The Federal Trade Commission yesterday ordered American General Insurance Co. to divest itself of Fidelity & Deposit Co. of Maryland.
In a unanimous decision, the FTC ruled that the 1969 merger violated the nation's antitrust laws by substantially lessening competition in the businesses of underwriting fidelity and surety bonds.
American General, a diversified insurance company based in Houston, acquired Fidelity & Deposit, a specialist in fidelity and surety underwriting based in Baltimore, for stock valued at $107.5 million. At the time of acquisition both firms competed for underwriting business in the nationwide fidelity and surety markets, the commission found.
Surety is a form of property liability insurance generally issued in the form of a bond guaranteeing indemnity for breach of performance of specific acts, like construction buildings. Fidelity is a category of property liability insurance generally issued in bond form providing indemnity against loss caused by default or dishonesty.
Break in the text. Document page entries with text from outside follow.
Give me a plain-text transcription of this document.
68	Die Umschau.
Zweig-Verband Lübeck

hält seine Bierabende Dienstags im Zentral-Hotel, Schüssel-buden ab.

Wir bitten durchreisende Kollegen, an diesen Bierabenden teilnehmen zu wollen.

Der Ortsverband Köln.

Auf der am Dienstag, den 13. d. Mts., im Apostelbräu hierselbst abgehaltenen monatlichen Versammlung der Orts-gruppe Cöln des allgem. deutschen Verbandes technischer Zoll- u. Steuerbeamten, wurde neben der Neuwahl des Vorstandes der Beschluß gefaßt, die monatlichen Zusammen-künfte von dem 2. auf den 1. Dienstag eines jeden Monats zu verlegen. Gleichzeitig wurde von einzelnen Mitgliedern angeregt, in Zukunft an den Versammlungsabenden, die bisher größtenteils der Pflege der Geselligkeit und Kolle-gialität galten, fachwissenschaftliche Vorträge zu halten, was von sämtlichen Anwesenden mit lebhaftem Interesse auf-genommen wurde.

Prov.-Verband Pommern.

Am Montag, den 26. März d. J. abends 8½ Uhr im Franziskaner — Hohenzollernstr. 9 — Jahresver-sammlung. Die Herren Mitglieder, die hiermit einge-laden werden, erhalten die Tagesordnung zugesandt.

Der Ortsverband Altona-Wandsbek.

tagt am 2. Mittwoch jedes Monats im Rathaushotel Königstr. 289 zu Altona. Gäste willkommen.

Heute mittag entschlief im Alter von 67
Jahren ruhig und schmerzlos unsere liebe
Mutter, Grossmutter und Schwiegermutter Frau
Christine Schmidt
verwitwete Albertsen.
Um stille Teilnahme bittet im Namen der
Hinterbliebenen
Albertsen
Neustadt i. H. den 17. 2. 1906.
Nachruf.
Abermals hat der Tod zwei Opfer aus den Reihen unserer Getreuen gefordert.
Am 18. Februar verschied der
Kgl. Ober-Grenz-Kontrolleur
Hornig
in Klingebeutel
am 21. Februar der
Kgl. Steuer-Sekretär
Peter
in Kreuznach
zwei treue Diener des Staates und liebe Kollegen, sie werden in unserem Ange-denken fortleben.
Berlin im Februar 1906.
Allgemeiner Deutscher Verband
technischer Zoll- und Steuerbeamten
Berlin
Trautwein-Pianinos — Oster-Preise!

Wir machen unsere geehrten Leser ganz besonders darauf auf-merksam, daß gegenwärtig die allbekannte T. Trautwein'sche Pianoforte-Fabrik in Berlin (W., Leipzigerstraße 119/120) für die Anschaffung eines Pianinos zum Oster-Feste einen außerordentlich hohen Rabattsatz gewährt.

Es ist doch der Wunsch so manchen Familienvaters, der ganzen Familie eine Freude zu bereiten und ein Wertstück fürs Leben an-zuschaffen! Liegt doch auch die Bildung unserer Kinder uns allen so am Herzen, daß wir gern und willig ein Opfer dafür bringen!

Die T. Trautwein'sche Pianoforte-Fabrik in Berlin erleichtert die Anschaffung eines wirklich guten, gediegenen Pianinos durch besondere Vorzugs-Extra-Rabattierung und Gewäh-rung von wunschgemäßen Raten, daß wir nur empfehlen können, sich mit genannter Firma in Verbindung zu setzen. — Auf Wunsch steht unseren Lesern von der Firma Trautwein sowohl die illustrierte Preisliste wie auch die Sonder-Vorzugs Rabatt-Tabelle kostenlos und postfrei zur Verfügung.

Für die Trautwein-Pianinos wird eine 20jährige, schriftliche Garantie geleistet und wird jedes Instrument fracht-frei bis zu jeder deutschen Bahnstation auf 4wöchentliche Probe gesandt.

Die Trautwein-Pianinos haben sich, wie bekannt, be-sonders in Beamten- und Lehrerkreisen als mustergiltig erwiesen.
In 1968, the year before the merger, American General ranked sixth nationally in the surety business with more than $15 million in direct premiums, and 12th in fidelity with about $4.5 million in direct premiums, the FTC said. F&D was the second ranked surety underwriter in the U.S. with about $27.5 million in direct premiums, and was third ranked in fidelity with about $10.4 million in direct "American General's acquisition of F&D created the leading firm in both the fidelity and surety markets through the combination of two substantial actual competitors," the commission said in opinion written by Calvin J. Collier. The two markets were "moderately concentrated" before the acquisition and even more concentrated afterwards, the agency said. "These measures of the changes in market structure provide persuasive proof that this horizontal acquisition had the probable effect of substantially lessening competition."
In its opinion, the commission sustained with modifications an initial decision by Administrative Law Judge Montgomery K. Hyun. The FTC's order also prohibits American General from acquiring any underwriter of fidelity and surety bonds for a 10-year period without prior approval of the commission.
In Houston, a spokesman for American General said the company as yet had no comment on the decision. The FTC's order is final unless American General appeals to the courts.